Frank,
I think so.
“owner” is a
bad example since I would represent it as a role of a instance of
a
“system”.
The interpretation
is somewhat reversible. I would write it as
X (type system) has
owner (human role) A (who is a person) .
There were reasons
to do
this, but I have to find them. I think it was easier to process
when you access the data.
'Owner' has a type
override as 'human role'.
'Human role' is a
composite with 'role' as 'head' and 'human' as 'adjectival
modifier'.
You could 'index'
by
'human role' or 'role' or refine the role even more
We generate the
textual presentation (label) of concept both in the search and
presentation, so either component of the triplet could be a rather
complex phrase.
My 'type defining'
relations would come into play when defining 'system'
(System, has
multiple mandatory inherited property, owner)
You would not be
able to add System X without entering also an owner, in this case.
The semantic
relations are more in the direction of:
dinner table ::=
(table, for the purpose of, eating dinner)
typical composition
of the relation here is:
(preposition) →
(noun | verb/gerund) → (postposition)
but either
component
is optional, except relation != <empty> must be true
You notice
that the semantic interpretation is not reversible
you can search for
'dinner table' and get 'table for the purpose of eating dinner'
there are overrides
at
play that we do through the language interface,
'for' is an
abbreviation for 'for the purpose of' (in this case) as opposed to
the 'for' that abbreviates 'for duration of'. Our system expands
the
label of the concept to be most specific when it interfaces with
SME's. This is a bit annoying sometimes but allows to craft very
precise semantic nets. If we have it generate a 'human optimized'
output it runs an 'optimizer' just like a compiler that
detects redundancy and removes context that is obvious.
So a label could
come up as 'table for eating dinner', 'eating dinner' of course is
abbreviated as 'dining',
so 'table for dining', getting closer, but still not 'dinner
table'.
Anyway, not really
part of your question.
Any relations, no
matter what category can be a index. Also, if you allow composite
relations, the types of these provide supersets of indexes....
Tom
On 06/12/2014 12:34 PM, Frank Guerino
wrote:
Hi Tom,
You wrote: "Not being tied to a fixed set of
relations is the biggest… When you work with this, in the way we ended up, you
can isolate categories of relations. We built code extensively
around these categories and it can be exploited to
generate/suggest relations."
I believe this is equivalent
to what I specified in #2, which is that each Predicate acts
as a Index, which I believe would act as an isolated category.

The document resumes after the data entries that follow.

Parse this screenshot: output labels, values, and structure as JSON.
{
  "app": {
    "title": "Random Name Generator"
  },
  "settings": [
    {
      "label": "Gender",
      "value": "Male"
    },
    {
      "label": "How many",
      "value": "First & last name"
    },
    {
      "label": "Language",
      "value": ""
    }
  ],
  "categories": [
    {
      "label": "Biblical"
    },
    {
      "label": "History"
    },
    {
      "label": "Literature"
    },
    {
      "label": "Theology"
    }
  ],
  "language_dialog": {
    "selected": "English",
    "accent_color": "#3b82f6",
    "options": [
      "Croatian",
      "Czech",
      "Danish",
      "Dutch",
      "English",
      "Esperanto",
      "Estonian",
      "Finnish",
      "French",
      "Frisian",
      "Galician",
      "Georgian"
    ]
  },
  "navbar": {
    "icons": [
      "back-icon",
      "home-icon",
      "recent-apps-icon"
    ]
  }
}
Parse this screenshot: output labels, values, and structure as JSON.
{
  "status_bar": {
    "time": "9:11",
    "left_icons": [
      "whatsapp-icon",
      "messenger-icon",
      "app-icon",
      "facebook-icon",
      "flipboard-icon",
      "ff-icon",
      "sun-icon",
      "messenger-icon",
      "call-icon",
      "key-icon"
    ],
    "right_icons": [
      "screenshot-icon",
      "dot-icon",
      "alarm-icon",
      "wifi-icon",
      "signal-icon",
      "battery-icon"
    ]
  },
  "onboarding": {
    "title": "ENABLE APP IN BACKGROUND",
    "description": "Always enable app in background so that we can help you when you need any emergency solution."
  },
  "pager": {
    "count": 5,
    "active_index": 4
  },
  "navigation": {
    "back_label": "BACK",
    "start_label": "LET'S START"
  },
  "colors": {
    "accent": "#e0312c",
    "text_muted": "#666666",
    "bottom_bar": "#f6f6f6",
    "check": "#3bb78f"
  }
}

So, for example, if I have Relationships like the following…
"Person A" is related as an
"Owner" of "System X"
"Person B" is related as an
"Owner" of "System Y"
"Person A" is related as an "Owner" of "System Z"
"Person B" is related as an "Owner" of "Animal M"
"Person B" is related as an "Owner" of "Animal N"
"Organization C is related as an "Owner" of "Service O"
The Predicate "Owner" is now a Index to all Source Nodes that
are related as owners as well as to all Target Nodes that are
owned, regardless of either side's type(s). This Index is, by
itself, seems to be a topic, even without categorizing it as
"Syntactical", "Semantic", or "Type Defining". Correct?
My Best,
Frank
--
Frank
Guerino, Chairman
The International Foundation
for Information Technology (IF4IT)
http://www.if4it.com
1.908.294.5191 (M)
Frank,
We use
triplets (subject, relation, object) where the relation is
a concept of the same kind as subject and object, just as
you describe in your plan. It has a lot of advantages.
Not being
tied to a fixed set of relations is the biggest.
When you
work with this, in the way we ended up, you can isolate
categories of relations. We built code extensively around
these categories and it can be exploited to
generate/suggest relations.
Categories
we isolated so far:
Syntactical
We compose
complex concepts using a 'syntactical' category with the
concepts: head, modifier (variations), pre-postpositions,
… Some of this might not make sense for you, but we
actually generate the concept descriptions automatically
by parsing the semantic network of a concept and generate
the language translation for it.
A side note
here, the head-relation defaults as the type-of, but can
be overwritten is need be.
Semantic
While all
these relations are somewhat semantic there is a category
that fits the name best. The classic type-of and part-of
are in here but also e.g 'for the purpose of' which is a
composite. Prepositions and postpositions play a big role
here and are optional on their respective ends of the
relation. Sometimes the preposition is the only relation,
it might have a semantic net attached that specified
exactly how it is meant to be interpreted.
Type
defining
We do have
currently a set of relations that are specifically used to
define types but I suspect they will disappear in the
future because they can be automatically derived. We use
them to some extent for modelling and to generate code
(e.g. xsd schemas) to import structured data. The
relations here are the typical optional/mandatory
single/multiple value/feature combinations.
Our
composites can inherit both values and features from their
types, and the type by default is the head of a phrase.
Watch out
for knowledge definition loops! They are most likely the
reason your system has a 'headache'.